Pour certaines de ces entreprises, une phase d’accompagnement sera nécessaire. « Nous aidons nos clients à s’y retrouver face au flou qui existe autour des limites du devoir de vigilance, et à les aiguiller pour savoir jusqu’à quel rang ils doivent évaluer leurs fournisseurs et leurs sous-traitants, de même que les critères à prendre en compte dans l’évaluation », ajoutent Ling Ho et Mélodie Zerba.

Les PME indirectement impactées

Les petites et moyennes entreprises (PME) ne relèvent pas directement du champ d’application de cette proposition, mais la proposition comprend des mesures d’accompagnement qui soutiendront les entreprises susceptibles d’être indirectement touchées. Ces mesures comprennent le développement, individuellement ou conjointement, de sites web, de plateformes ou de portails dédiés, ainsi qu’un éventuel soutien financier.

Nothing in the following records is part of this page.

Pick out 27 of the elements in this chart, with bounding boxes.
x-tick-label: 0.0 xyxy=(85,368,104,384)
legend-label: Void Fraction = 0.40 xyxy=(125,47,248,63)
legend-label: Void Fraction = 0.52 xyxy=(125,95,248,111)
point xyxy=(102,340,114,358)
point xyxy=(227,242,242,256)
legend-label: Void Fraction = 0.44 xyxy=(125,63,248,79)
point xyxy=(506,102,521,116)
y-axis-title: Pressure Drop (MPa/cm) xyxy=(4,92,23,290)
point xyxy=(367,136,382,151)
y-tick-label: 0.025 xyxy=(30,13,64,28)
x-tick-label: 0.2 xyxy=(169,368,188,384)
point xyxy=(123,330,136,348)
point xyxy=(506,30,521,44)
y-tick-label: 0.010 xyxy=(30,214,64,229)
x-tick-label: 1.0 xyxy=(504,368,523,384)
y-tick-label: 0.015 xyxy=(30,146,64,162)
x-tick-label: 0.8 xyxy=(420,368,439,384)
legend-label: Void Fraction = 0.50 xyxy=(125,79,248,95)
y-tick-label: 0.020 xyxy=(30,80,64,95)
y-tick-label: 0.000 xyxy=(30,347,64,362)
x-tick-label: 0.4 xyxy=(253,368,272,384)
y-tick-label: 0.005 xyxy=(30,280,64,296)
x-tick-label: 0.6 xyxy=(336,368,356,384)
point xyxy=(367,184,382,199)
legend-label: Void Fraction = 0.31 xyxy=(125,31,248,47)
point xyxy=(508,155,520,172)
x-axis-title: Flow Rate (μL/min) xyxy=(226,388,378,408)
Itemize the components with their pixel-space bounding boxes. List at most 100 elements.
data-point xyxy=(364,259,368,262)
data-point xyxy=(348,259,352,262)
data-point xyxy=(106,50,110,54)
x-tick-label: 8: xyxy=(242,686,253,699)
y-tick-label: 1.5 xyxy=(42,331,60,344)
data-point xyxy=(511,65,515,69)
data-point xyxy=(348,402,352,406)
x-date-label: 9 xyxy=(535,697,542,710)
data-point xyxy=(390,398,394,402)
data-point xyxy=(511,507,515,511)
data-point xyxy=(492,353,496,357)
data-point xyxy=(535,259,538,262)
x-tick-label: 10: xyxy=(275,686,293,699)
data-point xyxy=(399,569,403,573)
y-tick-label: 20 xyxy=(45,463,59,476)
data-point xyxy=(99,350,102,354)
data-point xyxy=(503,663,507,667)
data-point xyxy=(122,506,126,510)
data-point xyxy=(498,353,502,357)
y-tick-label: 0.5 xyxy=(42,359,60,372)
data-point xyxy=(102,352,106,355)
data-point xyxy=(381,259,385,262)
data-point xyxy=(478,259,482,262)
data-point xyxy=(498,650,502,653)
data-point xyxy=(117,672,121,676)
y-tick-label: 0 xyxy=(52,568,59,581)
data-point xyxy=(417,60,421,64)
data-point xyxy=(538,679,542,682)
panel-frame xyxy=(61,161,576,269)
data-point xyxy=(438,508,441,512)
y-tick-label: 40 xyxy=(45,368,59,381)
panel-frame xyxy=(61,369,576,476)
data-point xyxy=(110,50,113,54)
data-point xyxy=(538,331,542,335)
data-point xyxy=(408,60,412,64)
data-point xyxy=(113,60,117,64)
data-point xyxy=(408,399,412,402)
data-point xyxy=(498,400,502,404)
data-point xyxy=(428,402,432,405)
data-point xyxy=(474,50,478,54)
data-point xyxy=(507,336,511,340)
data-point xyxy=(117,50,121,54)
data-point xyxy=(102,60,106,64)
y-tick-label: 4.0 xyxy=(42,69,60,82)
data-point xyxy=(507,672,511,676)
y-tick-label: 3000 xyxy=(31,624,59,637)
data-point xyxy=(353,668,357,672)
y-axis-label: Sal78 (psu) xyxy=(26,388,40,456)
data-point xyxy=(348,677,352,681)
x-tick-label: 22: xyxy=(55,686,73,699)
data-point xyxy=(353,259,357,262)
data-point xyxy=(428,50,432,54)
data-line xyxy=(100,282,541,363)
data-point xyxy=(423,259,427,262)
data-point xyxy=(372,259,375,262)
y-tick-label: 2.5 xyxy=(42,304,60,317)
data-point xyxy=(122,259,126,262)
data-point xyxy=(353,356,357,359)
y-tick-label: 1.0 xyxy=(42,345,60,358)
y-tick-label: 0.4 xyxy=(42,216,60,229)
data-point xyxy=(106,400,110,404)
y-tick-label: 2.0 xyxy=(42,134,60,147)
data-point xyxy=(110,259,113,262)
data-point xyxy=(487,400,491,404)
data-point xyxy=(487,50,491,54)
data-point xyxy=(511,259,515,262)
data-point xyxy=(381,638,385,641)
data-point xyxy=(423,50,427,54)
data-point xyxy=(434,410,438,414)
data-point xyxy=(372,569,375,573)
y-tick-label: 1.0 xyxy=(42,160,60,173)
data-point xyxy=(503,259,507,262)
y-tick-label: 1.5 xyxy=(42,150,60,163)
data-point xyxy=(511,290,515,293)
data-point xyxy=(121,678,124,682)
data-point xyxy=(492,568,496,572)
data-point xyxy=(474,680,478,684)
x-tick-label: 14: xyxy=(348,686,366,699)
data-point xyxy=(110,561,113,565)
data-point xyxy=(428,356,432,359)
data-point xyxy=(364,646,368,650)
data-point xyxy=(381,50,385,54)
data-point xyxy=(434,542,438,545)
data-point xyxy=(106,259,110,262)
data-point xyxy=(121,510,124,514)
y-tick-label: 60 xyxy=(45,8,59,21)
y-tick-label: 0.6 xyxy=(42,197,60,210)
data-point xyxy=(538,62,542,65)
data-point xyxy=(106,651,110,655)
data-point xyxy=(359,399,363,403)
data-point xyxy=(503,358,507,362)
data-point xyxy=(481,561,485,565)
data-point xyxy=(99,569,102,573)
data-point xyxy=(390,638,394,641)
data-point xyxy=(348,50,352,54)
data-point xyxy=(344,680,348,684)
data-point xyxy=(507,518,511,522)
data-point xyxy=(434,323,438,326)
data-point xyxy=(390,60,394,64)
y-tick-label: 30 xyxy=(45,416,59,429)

« Si certaines entreprises européennes jouent déjà un rôle de premier plan dans les pratiques d’entreprise durables, nombre d’entre elles sont encore confrontées à des difficultés pour comprendre et améliorer leur empreinte environnementale et leur bilan en matière de droits de l’homme. Notre proposition permettra de faire en sorte que les grands acteurs du marché jouent un rôle de premier plan dans l’atténuation des risques dans l’ensemble de leurs chaînes de valeur, tout en aidant les petites entreprises à s’adapter aux changements », a commenté Thierry Breton, Commissaire européen au marché intérieur.

La proposition de directive, qui répondait à la résolution du Parlement européen du 10 mars 2021 contenant des recommandations à la Commission sur le devoir de vigilance et la responsabilité des entreprises, sera soumise à l’approbation du Parlement européen et du Conseil. Une fois la directive adoptée, les États membres auront deux ans pour la transposer en droit interne et communiquer les textes correspondants à la Commission.